東急グループを率いた五島慶太氏の構想 第二の東京をつくる
多摩田園都市は東急グループを率いた五島慶太氏の構想から始まった都市開発計画のエリアです。
五島氏は東京の南西に広がる多摩丘陵地帯に人々を呼び込んで定着してもらい、第二の東京をつくることを目指していたようです。
多摩田園都市は五島氏が「城西南地区開発趣意書」を発表したことから始まります。
1953年の当時から五島氏は東京が過密状態になり、快適に暮らせる住宅が不足することを予測していました。
都市を開発するだけでなく、理想の都市を実現するため若手建築家を招いて構想を膨らませていました。
広大な土地に交通網を発達させて、立体的な経路で接続することで渋滞のない街を設計していました。
駅の近くには高層ビル、マンションがランドマークとして建てられ、低層部分には買い物ができる施設が準備される、駅を離れるときれいに整理されて住み心地の良い住宅街が街路から広がっていく、美しく機能的な都市を目指していたようです。
開発前の多摩丘陵地帯は直線距離で東京に近いにもかかわらず、森林や田畑が大半の未開の土地でした。
住宅地がいくつか点在していたそうですが、利便性が悪いため数は多くなかったようです。
いま現在でも東京西部のほうが生活していくうえで魅力的だと感じることも多いので納得です。
東急ターンパイク構想
多摩田園都市は二子玉川駅から本厚木駅までを開発エリアとして設定していました。
エリア開発の第一歩として、五島氏は鉄道ではなく有料道路の新設を想定していました。
結果として、この構想は実現しませんでした。
東急ターンパイク構想とは
渋谷と江ノ島を結ぶ自動車専用道路
東急ターンパイクは渋谷から二子玉川、保土ケ谷、大船、辻堂を通って江ノ島へ向かう。
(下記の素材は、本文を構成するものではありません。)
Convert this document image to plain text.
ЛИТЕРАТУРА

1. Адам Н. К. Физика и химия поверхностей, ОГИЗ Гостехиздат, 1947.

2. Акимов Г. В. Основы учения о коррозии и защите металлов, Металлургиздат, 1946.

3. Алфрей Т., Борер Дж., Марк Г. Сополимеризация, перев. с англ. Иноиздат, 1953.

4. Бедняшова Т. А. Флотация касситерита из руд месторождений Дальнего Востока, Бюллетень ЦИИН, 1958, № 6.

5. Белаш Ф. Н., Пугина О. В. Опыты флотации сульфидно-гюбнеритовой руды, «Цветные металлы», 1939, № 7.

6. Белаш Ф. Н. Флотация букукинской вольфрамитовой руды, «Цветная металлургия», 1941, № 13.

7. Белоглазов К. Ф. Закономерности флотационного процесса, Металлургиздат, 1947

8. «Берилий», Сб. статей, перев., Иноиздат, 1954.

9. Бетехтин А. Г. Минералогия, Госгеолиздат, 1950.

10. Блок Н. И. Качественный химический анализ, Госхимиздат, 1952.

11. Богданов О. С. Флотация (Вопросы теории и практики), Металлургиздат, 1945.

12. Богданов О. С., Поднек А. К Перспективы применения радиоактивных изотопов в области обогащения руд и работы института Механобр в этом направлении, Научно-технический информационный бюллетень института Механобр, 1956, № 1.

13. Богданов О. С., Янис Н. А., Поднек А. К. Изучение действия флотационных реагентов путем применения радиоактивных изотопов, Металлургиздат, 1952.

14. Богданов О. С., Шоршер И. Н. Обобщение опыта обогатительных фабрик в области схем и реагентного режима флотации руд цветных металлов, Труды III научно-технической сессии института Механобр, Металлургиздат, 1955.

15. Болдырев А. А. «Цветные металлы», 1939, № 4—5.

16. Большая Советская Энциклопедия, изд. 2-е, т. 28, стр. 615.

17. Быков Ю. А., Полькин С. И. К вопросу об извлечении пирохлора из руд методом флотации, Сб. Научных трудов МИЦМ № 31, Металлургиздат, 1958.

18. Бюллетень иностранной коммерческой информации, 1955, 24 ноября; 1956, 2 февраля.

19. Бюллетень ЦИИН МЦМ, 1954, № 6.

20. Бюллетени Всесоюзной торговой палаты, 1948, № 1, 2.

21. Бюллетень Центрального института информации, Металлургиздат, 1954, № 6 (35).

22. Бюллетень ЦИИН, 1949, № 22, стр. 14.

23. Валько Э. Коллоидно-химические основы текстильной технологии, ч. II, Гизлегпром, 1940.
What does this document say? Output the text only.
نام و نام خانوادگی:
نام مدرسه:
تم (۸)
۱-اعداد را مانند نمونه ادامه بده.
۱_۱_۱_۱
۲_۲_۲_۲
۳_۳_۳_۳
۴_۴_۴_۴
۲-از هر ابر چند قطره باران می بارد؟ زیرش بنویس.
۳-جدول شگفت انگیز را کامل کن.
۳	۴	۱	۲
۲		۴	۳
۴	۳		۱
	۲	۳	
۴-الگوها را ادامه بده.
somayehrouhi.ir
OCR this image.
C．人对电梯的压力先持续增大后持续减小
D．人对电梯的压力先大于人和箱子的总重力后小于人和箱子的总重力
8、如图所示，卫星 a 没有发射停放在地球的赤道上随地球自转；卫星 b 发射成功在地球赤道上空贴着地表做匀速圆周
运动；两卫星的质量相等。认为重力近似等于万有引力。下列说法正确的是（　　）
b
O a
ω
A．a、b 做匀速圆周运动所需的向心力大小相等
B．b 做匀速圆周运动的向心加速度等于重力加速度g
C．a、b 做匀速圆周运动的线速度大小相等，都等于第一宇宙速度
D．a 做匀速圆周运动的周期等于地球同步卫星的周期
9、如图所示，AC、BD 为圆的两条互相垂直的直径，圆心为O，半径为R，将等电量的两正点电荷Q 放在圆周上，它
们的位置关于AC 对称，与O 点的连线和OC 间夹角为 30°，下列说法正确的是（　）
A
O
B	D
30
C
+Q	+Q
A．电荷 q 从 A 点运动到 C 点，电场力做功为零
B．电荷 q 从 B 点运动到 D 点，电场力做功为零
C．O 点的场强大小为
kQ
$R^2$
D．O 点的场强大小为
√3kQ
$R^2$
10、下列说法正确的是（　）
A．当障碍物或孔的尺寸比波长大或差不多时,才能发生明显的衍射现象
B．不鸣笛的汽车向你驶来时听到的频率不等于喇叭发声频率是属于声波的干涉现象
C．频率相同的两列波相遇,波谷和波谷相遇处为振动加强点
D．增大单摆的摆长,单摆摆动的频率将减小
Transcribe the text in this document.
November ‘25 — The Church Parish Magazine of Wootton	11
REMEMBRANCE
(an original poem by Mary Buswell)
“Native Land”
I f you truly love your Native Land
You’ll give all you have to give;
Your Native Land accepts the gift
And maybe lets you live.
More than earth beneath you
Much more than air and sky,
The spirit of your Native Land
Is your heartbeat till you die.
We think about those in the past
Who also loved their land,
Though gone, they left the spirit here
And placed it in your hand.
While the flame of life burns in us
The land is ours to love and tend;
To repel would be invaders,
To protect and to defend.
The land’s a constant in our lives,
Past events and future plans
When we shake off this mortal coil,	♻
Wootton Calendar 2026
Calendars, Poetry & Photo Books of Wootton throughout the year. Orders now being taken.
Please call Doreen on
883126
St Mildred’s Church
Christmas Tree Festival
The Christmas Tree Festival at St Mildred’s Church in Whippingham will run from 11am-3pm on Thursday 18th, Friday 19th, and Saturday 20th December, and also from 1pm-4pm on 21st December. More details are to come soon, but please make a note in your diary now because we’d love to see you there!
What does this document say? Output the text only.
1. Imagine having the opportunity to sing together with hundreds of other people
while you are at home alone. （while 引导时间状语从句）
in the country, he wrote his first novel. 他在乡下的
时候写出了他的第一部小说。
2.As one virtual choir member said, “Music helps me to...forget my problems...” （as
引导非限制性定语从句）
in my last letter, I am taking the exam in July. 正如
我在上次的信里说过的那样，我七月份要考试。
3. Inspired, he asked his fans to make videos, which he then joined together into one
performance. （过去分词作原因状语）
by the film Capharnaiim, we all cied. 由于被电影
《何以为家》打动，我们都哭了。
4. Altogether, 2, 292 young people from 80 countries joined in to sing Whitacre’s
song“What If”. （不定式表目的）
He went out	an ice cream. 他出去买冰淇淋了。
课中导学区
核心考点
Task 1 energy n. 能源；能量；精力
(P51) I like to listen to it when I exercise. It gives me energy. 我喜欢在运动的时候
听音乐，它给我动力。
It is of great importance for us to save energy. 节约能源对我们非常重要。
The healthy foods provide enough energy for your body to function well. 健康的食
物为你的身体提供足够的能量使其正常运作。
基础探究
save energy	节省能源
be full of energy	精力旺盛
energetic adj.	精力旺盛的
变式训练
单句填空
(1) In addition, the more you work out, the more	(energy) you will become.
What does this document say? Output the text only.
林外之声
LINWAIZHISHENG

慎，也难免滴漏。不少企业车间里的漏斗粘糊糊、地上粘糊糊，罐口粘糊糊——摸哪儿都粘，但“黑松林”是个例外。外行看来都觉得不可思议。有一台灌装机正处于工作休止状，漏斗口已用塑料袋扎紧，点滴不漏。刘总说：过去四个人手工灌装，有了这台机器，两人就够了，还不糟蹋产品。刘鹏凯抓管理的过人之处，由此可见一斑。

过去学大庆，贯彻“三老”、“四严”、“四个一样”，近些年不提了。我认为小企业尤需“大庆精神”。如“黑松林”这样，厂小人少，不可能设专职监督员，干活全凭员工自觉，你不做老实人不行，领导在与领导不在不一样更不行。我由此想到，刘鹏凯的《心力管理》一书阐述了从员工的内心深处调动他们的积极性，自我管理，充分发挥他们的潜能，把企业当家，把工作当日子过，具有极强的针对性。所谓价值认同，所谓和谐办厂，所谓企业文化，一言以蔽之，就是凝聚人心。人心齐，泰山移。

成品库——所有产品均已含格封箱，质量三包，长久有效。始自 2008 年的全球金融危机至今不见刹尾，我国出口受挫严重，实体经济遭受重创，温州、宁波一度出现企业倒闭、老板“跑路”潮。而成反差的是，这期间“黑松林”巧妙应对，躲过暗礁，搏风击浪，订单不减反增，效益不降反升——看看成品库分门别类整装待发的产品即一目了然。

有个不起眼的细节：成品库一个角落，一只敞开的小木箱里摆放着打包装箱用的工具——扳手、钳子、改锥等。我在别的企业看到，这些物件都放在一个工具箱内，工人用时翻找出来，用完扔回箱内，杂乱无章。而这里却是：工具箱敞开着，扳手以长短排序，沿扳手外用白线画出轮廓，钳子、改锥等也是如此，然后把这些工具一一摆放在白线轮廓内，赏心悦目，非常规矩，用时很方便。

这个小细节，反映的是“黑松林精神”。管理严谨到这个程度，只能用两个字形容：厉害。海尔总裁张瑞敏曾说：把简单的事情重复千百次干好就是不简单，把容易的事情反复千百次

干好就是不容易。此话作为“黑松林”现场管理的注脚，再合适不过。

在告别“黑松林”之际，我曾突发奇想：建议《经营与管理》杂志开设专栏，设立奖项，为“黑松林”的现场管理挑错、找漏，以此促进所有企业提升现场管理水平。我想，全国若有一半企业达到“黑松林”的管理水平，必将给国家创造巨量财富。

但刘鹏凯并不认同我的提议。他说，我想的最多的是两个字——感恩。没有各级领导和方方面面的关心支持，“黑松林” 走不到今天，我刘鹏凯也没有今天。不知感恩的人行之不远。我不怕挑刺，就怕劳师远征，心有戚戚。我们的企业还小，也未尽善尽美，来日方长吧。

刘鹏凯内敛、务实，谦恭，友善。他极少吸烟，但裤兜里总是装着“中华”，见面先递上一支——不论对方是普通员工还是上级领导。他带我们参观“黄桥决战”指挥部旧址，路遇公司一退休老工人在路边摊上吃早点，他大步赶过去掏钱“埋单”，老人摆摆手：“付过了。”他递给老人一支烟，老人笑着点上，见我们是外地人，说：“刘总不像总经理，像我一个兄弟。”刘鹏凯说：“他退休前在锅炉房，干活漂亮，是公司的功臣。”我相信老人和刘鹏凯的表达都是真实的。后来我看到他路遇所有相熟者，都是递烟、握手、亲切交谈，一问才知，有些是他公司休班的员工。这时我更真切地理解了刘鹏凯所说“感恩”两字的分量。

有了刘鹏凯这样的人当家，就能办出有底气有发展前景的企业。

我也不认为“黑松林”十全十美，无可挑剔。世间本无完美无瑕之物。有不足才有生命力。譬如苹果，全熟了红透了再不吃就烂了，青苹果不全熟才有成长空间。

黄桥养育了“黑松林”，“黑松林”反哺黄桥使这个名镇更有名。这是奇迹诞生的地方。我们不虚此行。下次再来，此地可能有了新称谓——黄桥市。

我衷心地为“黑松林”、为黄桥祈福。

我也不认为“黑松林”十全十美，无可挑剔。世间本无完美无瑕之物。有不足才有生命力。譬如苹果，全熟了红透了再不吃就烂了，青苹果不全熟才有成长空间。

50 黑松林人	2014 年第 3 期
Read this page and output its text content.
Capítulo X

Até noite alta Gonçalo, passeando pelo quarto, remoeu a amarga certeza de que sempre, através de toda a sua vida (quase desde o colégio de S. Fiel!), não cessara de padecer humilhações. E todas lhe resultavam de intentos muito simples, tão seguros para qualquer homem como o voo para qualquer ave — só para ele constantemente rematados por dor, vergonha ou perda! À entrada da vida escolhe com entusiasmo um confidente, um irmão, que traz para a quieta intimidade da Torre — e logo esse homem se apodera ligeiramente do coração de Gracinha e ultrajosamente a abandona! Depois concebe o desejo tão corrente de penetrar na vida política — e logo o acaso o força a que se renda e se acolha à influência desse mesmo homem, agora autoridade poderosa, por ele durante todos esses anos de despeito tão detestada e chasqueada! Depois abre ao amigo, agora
約47キロの高速道路だった。”この地方を開発するには玉川から荏田、鶴間を経て座間、厚木に至る間に電車かまたは高速道路をつくることが必要
東急の五島昇社長が日本経済新聞の「私の履歴書」でこう書いている。
「父慶太が、のちに多摩田園都市と名づけられた東京の城西南地域の開発構想をぶち上げたのは昭和28年だった。二子玉川―厚木を結ぶ高速道路を動脈とする大規模な地域開発計画だった。しかし、肝心の道路建設の免許がなかなか下りない。いらいらしていると建設省から第三京浜道路構想が出てきた。このため、高速道路の建設はあきらめざるを得なくなった。鉄道に切り替えて31年に建設計画を申請し直した」
日本経済新聞 第三京浜はなぜ玉川止まりか https://www.nikkei.com/article/DGXMZO65490780X21C20A0000000

日本道路公団による国家事業としての有料道路建設が進められる一方で、五島氏の計画は運輸省、建設省の縦割り行政によって承認がまとまらず頓挫しました。
代替プランとして鉄道に切り替えて都市開発を進めた結果、いまに至ります。
現在の多摩田園都市

https://www.tokyu.co.jp/company/business/urban_development/denentoshi/
神奈川県の内陸を進む縦貫ルートはいまだに課題が多いです。
東海道の海沿いのルートは歴史的に古い道であると同時に埋め立てを行うことで拡充が可能です。
内陸は私有の土地がまだら状に広がっているだけでなく、丘陵、山林、河川など障害物が多いことも障壁となります。
東急田園都市線が南北に神奈川県中央を走り、まるで競うように国道246号線、第三京浜が通っています。
JR南武線、横浜線、横浜市営地下鉄が東西に走ることで網の目状に交通路ができています。
各社が曲がって接続しているため、鉄道網の効率はやや不完全ですが、丘陵地帯にある山林や河川を避けて進むためには仕方のない程度と言えるかと思います。
東急グループが多摩田園都市をまとめたサイトに開発がすでに完了していることが記載されています。
2006年3月の犬蔵地区(川崎市宮前区)の土地区画整理事業の完了によって、開発はひとつの区切りを迎えました
東急多摩田園都市とまちづくり https://www.tokyu.co.jp/company/business/urban_development/denentoshi/
実態としても都市開発と交通網の整備はほとんど完了した状態と言えるでしょう。

多摩田園都市構想はまず、多摩丘陵という「未開の地」を開発して駅と街をつくりました。
駅を核として街路が広がっているため、駅から遠く離れたところは多摩丘陵の頃からあまり変わっていないようなところも多くあります。
そのようなところでは見た目がきれいに整っていても、地形は大きく変えられていないので、自然災害に弱い部分が残っている可能性があります。
2019年の台風被害は記憶に残っています。
幹線道路、鉄道路線などのルートから取り残されたところがあります。
いわゆる陸の孤島と呼ばれるエリアです。
駅から歩くのには遠すぎて、車で移動する距離ではない、あるいは渋滞がひどいので利便性が悪い、そんなところです。
家探しサイトで安い順にリストアップすると必ず「バス停から〇〇分」と記載されているようなところです。
駅から歩ける距離の住居は代々引き継がれていくため、新しく家を持ちたい人は妥協せざるを得ない状況にあるかと思います。
割安な物件があってもリスクを精査する必要があります。